Paul headed out tonight to a Men’s ‘Italian Oven’ night at church. He was reluctant to leave due to the two in-bed-but-screaming girls he was leaving me to deal with. “Go” I said, “I want you to go”. And so he left. And I really am glad he can be out on a Friday night enjoying some good food (they apparently had Gluten Free options) and some good fellowship. But it doesn’t make it easy. Doing something difficult with the desire to benefit another person is almost never easy.
And thus enters the dilemma of all relationships, and in particular, marriage. Not that I am saying that marriage is a dilemma. The dilemma is the collision of my innate selfishness with my commitment to love another. Because those two things do not always equate. And it’s everyday. Numerous times.
I have committed to love Paul. And not in that gushy-infatuted sense. Although there are definitely real feelings involved. My commitment to him is a real, tangible love that surpasses feelings and emotions. Which is a very good thing because they change fairly easily (understatement!). Our love for one another is modelled on Christ’s love for us – a love expressed in selfless sacrifice of the biggest kind. But I guess it is in the every day moments that this love-in-action commitment is really tested. Because I probably won’t be challenged to die for anyone most days. Not even for my husband. But I will be challenged in some ways. There will be smaller sacrifices to make. And smaller does not always mean easier.
I mean, when we first got married 2 of the things we had to work out were which apples we would buy and how we would fold the towels. So simple, so insignificant and yet these were issues we had to actually work through and talk about! When two people come together as one, there will always be areas that are more prone to friction than others. I am so thankful that Paul is such a godly man, and that as such he is acutely aware of his weaknesses and eager and willing to be selfless, forgiving and humble towards me. He is an example to me!

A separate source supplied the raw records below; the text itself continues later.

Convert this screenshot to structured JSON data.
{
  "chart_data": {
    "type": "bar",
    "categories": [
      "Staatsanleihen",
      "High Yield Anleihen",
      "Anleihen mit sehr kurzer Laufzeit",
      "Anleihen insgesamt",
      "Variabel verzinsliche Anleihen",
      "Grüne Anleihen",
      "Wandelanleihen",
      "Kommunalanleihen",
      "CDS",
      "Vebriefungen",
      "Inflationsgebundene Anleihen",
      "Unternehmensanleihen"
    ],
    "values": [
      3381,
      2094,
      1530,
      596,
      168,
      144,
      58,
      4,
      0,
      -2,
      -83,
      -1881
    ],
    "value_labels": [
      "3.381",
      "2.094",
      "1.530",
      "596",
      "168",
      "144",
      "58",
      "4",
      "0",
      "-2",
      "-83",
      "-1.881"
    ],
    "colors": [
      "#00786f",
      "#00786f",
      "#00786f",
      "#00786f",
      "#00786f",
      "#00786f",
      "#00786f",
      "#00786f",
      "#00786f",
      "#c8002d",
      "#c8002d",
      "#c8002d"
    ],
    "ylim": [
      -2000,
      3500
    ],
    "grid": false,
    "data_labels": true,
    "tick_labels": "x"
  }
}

And yet that struggle with selfishness continues daily to rear its ugly head. It’s those every day moments where I have a small choice to make that this battle will be fought.
Will I give up my Saturday morning alone time so that Paul can catch up with a really good friend who he rarely sees? (But what about me?)
Will I get dinner ready while the girls are sleeping today so that Paul doesn’t come home to a very stressful situation of screaming girls, stressed out wife and no food in sight? (But what about me?)
Will I bother going out to the shops with the girls so as to give Paul some peace and quiet while he has a major assessment due? (But what about me?)
None of these examples are profound, amazing or inspiring. But they are real. And they are the choices and decisions that as a whole will set the tone in a marriage. May we continue to struggle towards making small sacrifices for others, even when it’s hard, really hard.
What are some of the small sacrifices you have made lately?
3 thoughts on “The Small Sacrifices”
Hardcore thoughts Mel.
Part of me admires you. Part of me screams at him to pick up some slack (although I’m sure he does). Part of me shuts off because my time is often my own, and I can’t imagine the CONSTANT demands from others on my time. A hard balance to work through. I applaud you and your selflessness.
P.S. I didn’t speak to you at all while I was around last weekend, so hi 🙂
Hey Megan, Hi for last weekend 🙂 The demand on time is probably one of the hardest things about being a parent. But there are ways to manage it. I reckon being a Teacher who cares about her students gives you a bit of an indication of what it can be like. P.S And Paul really makes a LOT of sacrifices for me, so no need to scream 😀 But thanks for wanting to.
I’m sure we all want to scream for each other at times 🙂
I feel like I do get to experience that demand on time as a teacher, but only to a degree. Thankfully at the end of the day I get to go home to my empty house. Even when I take work home, it’s not a physical presence.